Il concerto più poetico visto in questi cinque giorni è quello di scena al Morlacchi,
martedì 9 luglio, alle 17, e cioè quello del Duo formato da Gabriele Mirabassi
al clarinetto ed dal colombiano Edmar Castaneda all'arpa. Due virtuosi dei
loro strumenti che però fanno tutt'altro che gare di virtuosismo. Si avvalgono del
loro tesoro artistico, fatto di anni di studio profondo per creare musica, il che
non è poi così scontato. Cominciano il concerto con suoni quasi acquatici, un'introduzione
suggestiva e sospesa, e poi entrano nel vivo della loro bellissima esibizione perugina.
Già nel primo brano si capisce che l'arpa di Castaneda è eterea ma se la si ascolta
bene è anche strutturante: tra le mille note ce ne è una fissa che ritorna ritmicamente
e che delinea i controtempi. Mirabassi, che ama la musica brasiliana quanto quella
europea dimentica gli aspetti stilistici di quest' ultima per entrare in sintonia
con il sistema (anch'esso perfetto) della musica tradizionale, interpretandolo,
ridisegnandolo. Il loro suonare è pieno di sottigliezze che gli esperti più attenti
possono cogliere a piene mani, ma hanno anche un altro benefico livello di impatto,
più emotivo, che può cogliere anche un pubblico meno competente: il che è musica.
Sono bellissimi gli arabeschi di note che si intrecciano tra arpa e clarinetto,
così come sono bellissimi i loro unisono. "Sappiamo che siete provati in questi
giorni, per questo vi diciamo che qui potete fotografare e persino respirare"
dice Mirabassi, riferendosi a
Keith Jarrett,
e l'applauso è quasi liberatorio. Castaneda in solo suona il suo fervore religioso,
in maniera ispirata ma anche sanguigna, la corda dell'arpa che suona i fondamentali
dell'accordo è una vera e propria linea di basso che descrive armonicamente i milioni
di arpeggi e di accordi che si librano nell'aria. Poi prende le maracas, il primo
strumento da lui studiato, spiega, e fa uno strepitoso solo con le stesse. Giocano,
si divertono e possono farlo, Mirabassi e Castaneda, perché amano e conoscono benissimo
il loro strumenti. Una toccante versione di "Alfonsina y el mar" incanta
il pubblico con dinamiche suggestive e un lirismo commovente. E poi "Colibrì",
con il solo di Mirabassi e l'arpa di Castaneda usata come percussione. Ci sono soli
di arpa in cui Castaneda sembra sdoppiarsi in un duo arpa – contrabbasso. Soli di
Mirabassi che sono veri e propri racconti in musica. Si vive per un'ora abbondante
in una dimensione sonora quasi fantastica eppure così terrestre. Per il bis un "Libertango"
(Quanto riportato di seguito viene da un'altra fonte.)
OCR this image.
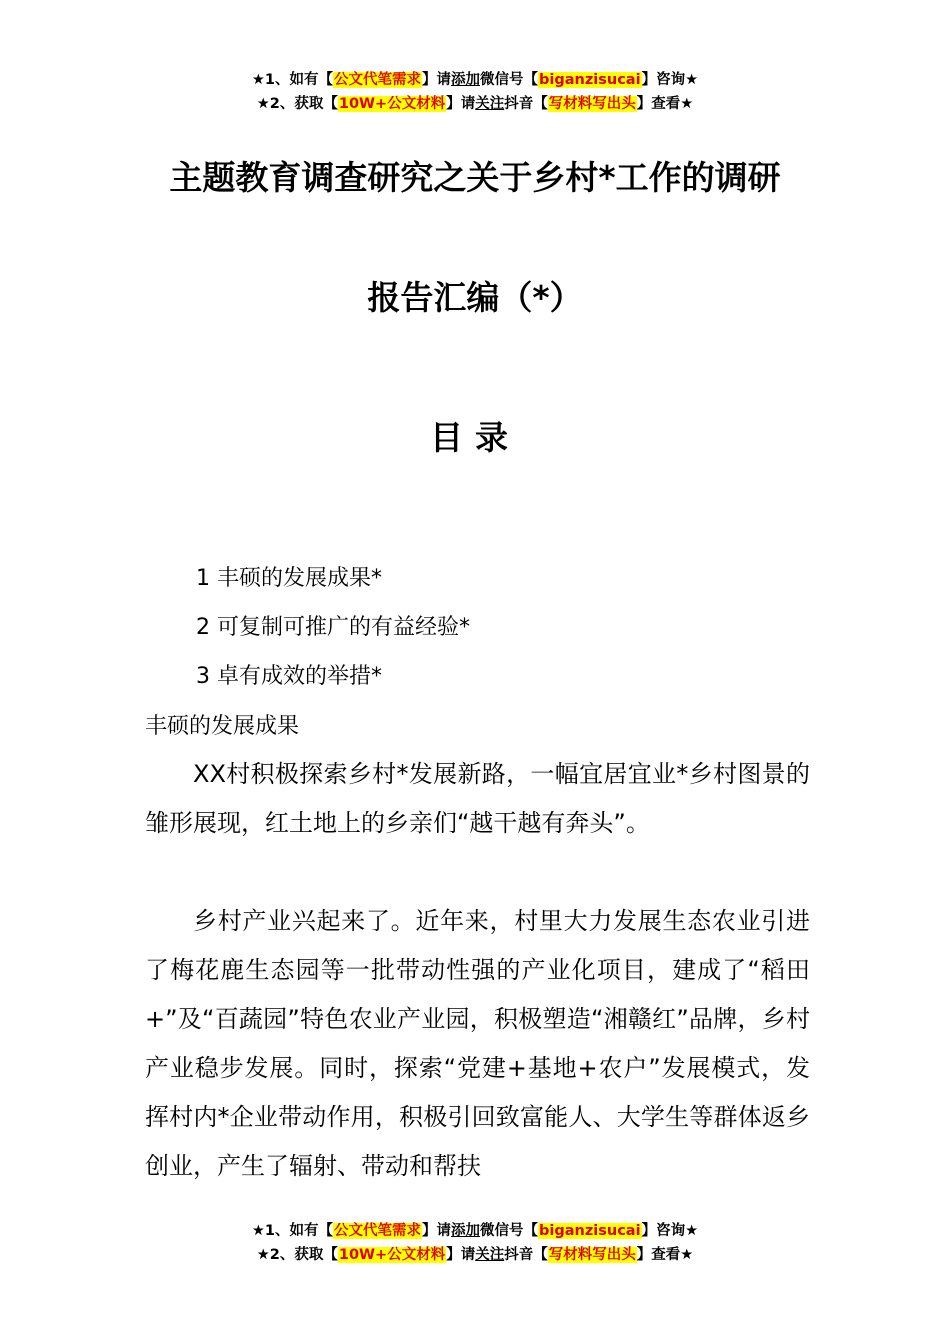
★1、如有【公文代笔需求】请添加微信号【biganzisucai】咨询★
★2、获取【10W+公文材料】请关注抖音【写材料写出头】查看★
主题教育调查研究之关于乡村*工作的调研
报告汇编（*）
目录
1 丰硕的发展成果*
2 可复制可推广的有益经验*
3 卓有成效的举措*
丰硕的发展成果
XX村积极探索乡村*发展新路，一幅宜居宜业*乡村图景的雏形展现，红土地上的乡亲们“越干越有奔头”。
乡村产业兴起来了。近年来，村里大力发展生态农业引进了梅花鹿生态园等一批带动性强的产业化项目，建成了“稻田+”及“百蔬园”特色农业产业园，积极塑造“湘赣红”品牌，乡村产业稳步发展。同时，探索“党建+基地+农户”发展模式，发挥村内*企业带动作用，积极引回致富能人、大学生等群体返乡创业，产生了辐射、带动和帮扶
★1、如有【公文代笔需求】请添加微信号【biganzisucai】咨询★
★2、获取【10W+公文材料】请关注抖音【写材料写出头】查看★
per nulla ammiccante, giocato sui pianissimo chiude un concerto di classe.
Ancora tre concerti: all'Arena Santa Giuliana Pino Daniele,
poi Mario
Biondi, e infine il concerto di mezzanotte al Morlacchi con il trio
di Roberto
Gatto. L'Arena è stracolma, anche questi sono concerti molto attesi,
e quando Pino Daniele appare sul palco ci si rende conto quanto sia amato. C'è il
blues e c'è la carica, con
Tullio
De Piscopo,
Elisabetta
Serio che fa un bel lavoro alle tastiere, e lui che canta un po' di
novità ma anche i suoi brani storici. Sul finale arriva
Mario Biondi
e cantano insieme "Je so pazzo".
Il tempo di un cambio palco e comincia lo spettacolo di
Mario Biondi.
Voce potente e gentile come sempre, dal timbro caldo e personalissimo, e il concerto
è un susseguirsi di brani soul, soul pop.
Mario Biondi
canta brani soul e pop, ma non bisogna dimenticare che ha una band di ottimi jazzisti
con se' e questo fa spesso la differenza. I musicisti di Biondi (Claudio
Filippini al pianoforte, Daniele Scannapieco al sax, Tommaso
Scannapieco al basso, Lorenzo Tucci alla batteria, Ciro Caravano alle tastiere, Marco Fadda
alle percussioni Michele Bianchi alla chitarra, Gianfranco Campagnoli,
alla tromba, Roberto Schiano al trombone) trasformerebbero qualsiasi elementare
filastrocca in un miracolo swingante. Uno spettacolo di musica soul elegante, ben
suonato, curato nei particolari e divertente.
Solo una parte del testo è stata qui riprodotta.